Une étude récente explore un gène clé qui pourrait expliquer pourquoi les humains modernes possèdent la capacité de parler, contrairement à nos ancêtres éloignés. Les chercheurs ont identifié une légère mutation qui a changé le fonctionnement des cellules nerveuses, ouvrant la voie au développement du langage articulé.
Il est un fait bien établi que l’évolution a conduit à des différences marquées entre les espèces. Cependant, une nouvelle recherche fournit une explication potentielle à la capacité des humains contemporains à s’exprimer verbalement, contrairement à leurs ancêtres disparus.

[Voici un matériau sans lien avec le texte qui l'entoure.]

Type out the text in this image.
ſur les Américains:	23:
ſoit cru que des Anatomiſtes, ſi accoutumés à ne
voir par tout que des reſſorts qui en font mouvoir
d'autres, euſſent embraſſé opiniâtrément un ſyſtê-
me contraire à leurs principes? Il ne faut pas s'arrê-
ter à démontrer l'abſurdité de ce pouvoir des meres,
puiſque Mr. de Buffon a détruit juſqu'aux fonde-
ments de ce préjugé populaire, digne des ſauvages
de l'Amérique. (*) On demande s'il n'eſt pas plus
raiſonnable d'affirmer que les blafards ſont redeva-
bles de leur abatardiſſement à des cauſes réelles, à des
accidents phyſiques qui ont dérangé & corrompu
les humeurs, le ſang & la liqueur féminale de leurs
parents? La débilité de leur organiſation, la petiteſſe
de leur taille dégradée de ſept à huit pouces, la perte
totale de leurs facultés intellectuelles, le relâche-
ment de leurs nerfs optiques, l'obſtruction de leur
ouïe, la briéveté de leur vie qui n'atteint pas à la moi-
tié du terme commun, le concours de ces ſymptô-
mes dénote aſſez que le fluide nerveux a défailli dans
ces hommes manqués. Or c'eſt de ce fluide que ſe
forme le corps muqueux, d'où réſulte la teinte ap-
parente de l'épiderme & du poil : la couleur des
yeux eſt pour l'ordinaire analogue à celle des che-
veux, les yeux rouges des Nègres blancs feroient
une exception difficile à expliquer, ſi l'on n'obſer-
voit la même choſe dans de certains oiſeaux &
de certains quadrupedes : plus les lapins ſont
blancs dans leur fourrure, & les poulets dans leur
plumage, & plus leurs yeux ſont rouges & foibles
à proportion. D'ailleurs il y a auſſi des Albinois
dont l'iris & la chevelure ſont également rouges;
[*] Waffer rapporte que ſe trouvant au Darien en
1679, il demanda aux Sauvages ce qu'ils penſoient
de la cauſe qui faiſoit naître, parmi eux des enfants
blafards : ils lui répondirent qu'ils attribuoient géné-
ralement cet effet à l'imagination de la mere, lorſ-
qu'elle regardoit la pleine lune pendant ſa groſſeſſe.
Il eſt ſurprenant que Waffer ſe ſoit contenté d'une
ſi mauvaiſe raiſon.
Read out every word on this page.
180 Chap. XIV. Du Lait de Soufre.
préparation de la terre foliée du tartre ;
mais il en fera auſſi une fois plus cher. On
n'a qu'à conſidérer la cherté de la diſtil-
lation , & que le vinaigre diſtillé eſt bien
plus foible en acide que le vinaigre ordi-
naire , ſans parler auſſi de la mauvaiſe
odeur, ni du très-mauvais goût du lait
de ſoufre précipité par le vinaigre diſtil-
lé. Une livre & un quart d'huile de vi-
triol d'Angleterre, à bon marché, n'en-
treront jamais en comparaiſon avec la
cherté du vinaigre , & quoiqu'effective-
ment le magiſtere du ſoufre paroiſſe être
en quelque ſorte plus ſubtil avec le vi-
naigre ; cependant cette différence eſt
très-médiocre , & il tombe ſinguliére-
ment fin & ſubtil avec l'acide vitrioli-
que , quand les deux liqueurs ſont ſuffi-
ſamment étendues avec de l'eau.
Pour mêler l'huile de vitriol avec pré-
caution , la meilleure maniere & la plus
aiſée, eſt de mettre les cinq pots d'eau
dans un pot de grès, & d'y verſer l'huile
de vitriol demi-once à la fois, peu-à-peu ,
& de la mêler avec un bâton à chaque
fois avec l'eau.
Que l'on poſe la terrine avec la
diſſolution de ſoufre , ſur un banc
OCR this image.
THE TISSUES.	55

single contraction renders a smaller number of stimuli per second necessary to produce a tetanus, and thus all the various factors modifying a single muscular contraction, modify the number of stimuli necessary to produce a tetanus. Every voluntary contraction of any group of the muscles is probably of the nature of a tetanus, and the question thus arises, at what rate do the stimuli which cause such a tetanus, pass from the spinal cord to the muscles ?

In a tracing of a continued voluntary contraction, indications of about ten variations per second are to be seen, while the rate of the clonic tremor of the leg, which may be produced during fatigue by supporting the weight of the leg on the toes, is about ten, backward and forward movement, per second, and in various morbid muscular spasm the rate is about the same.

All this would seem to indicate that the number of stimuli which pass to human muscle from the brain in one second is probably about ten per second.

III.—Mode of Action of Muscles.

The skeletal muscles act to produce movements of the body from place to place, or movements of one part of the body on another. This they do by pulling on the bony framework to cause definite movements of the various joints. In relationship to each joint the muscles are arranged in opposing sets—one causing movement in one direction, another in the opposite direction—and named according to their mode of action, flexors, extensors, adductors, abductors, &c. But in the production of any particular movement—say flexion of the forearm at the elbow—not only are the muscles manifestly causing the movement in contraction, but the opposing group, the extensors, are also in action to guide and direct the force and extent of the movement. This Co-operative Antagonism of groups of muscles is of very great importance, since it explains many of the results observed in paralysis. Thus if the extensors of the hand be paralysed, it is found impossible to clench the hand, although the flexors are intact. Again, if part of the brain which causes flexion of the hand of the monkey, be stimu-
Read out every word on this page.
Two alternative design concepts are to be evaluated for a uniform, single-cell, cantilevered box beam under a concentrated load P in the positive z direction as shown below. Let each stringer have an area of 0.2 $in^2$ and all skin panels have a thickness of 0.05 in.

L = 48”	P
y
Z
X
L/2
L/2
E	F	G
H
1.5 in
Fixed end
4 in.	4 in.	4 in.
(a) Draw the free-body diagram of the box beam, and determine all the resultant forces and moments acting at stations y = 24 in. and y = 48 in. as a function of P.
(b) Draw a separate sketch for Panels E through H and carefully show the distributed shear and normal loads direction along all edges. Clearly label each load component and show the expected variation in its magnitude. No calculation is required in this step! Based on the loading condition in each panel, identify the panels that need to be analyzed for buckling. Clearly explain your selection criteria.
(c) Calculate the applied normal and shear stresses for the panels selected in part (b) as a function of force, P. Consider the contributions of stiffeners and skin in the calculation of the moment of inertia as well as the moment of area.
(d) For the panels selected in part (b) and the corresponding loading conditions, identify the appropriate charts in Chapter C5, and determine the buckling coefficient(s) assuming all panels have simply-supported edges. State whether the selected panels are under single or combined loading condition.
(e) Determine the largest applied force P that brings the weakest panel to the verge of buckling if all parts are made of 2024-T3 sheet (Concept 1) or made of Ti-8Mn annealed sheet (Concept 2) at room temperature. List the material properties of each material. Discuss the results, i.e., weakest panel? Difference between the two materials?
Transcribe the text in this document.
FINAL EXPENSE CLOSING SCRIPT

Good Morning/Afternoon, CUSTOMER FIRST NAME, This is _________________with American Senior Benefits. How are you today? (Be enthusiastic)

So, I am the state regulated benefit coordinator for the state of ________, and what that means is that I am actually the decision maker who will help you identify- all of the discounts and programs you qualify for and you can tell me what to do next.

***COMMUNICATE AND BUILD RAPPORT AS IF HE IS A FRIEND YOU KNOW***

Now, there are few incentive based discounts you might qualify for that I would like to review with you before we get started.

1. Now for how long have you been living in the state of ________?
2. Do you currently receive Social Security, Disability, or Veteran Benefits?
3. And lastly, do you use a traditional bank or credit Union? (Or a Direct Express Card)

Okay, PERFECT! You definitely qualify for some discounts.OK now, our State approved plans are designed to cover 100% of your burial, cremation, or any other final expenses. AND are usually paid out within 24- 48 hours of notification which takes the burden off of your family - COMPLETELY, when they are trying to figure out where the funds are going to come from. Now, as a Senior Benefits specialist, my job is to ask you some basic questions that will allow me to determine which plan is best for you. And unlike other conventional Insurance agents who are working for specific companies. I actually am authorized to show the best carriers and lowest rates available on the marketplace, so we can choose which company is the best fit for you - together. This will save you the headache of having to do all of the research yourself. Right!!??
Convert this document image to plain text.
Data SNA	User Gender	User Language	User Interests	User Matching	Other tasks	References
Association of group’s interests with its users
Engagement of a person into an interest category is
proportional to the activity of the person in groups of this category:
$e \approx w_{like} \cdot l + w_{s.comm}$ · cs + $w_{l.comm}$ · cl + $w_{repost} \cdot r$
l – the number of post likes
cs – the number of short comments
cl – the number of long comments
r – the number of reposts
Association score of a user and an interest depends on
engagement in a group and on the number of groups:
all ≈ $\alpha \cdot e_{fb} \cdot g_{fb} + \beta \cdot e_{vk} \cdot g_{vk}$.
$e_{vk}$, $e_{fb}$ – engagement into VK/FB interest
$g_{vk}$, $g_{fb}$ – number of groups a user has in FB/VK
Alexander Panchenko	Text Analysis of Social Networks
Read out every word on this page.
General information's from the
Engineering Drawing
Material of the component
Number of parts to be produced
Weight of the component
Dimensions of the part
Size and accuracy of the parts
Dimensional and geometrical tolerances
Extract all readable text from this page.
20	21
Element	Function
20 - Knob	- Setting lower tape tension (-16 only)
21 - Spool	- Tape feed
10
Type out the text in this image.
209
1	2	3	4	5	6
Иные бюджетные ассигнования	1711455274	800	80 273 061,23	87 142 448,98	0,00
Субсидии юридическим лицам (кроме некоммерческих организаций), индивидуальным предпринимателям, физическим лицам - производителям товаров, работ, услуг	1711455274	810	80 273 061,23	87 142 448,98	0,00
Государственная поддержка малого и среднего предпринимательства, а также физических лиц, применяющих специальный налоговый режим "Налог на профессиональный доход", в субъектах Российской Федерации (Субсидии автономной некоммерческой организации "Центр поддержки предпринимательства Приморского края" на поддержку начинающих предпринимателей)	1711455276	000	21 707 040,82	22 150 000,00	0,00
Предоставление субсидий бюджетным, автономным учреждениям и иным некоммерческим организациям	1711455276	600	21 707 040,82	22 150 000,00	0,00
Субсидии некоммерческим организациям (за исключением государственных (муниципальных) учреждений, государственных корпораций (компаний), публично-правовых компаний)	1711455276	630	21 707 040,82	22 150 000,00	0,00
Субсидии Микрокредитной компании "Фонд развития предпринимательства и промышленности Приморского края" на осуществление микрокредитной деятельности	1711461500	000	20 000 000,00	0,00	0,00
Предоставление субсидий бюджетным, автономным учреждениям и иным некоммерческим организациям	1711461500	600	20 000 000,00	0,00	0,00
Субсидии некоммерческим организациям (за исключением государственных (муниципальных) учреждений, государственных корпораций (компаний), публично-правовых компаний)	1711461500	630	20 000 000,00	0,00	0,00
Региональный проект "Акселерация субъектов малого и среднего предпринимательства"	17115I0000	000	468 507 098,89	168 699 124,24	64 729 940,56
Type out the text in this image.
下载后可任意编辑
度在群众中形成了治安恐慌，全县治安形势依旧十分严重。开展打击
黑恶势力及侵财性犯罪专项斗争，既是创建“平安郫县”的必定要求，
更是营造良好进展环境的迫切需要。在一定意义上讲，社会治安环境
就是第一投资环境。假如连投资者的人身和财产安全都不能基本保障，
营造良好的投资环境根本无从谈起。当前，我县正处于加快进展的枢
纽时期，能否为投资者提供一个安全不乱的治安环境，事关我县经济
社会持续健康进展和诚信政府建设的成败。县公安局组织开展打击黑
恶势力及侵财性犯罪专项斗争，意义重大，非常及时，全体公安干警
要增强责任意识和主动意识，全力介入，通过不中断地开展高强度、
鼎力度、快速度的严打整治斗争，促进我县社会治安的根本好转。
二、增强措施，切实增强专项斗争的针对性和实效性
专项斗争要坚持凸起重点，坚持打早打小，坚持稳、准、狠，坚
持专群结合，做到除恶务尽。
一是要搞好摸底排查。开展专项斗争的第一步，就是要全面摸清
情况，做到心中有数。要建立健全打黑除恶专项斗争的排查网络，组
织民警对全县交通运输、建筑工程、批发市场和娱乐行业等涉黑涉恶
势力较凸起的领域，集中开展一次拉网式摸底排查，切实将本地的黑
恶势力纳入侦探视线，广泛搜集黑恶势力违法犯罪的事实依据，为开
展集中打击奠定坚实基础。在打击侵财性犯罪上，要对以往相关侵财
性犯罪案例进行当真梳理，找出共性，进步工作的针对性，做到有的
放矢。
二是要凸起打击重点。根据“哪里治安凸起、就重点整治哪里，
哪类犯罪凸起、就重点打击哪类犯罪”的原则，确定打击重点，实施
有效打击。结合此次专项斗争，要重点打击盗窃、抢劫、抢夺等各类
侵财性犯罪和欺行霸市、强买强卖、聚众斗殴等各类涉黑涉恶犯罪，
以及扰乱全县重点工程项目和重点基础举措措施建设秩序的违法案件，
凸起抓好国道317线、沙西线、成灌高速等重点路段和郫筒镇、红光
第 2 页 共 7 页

Cette étude récente se concentre sur une protéine cérébrale nommée NOVA1, qui joue un rôle essentiel dans la façon dont les neurones traitent les informations. Des chercheurs de l’Université Rockefeller ont découvert qu’une mutation génétique unique dans NOVA1 pourrait avoir influencé le développement du langage parlé, séparant ainsi les humains des autres espèces.
Depuis des siècles, les scientifiques s’efforcent de comprendre les raisons pour lesquelles nous sommes capables d’avoir des conversations complexes.
Une petite mutation génétique à l’origine de la parole humaine
La NOVA1 agit comme un régulateur dans le cerveau, contrôlant l’expression d’autres gènes dans les neurones. La version « moderne » de ce gène diffère de celle trouvée chez les Néandertaliens et les Denisoviens, par une simple variation d’acides aminés.
Cette petite différence semble être la clé qui permet l’émergence de la parole.

Crédit : Institut CCIH +
Les chercheurs ont analysé l’ADN des Néandertaliens et des Denisoviens, découvrant que ces anciens humains avaient la même version de NOVA1 que d’autres animaux, indiquant qu’ils ne possédaient pas la mutation présente chez les humains modernes.
Ceci suggère que les premiers humains modernes ont développé cette mutation, qui s’est ensuite propagée rapidement dans les populations, favorisant l’émergence du langage.
Le fait qu’elle soit devenue presque universelle laisse penser qu’elle a offert un avantage évolutif significatif, permettant d’en faire un élément fondamental du génome humain.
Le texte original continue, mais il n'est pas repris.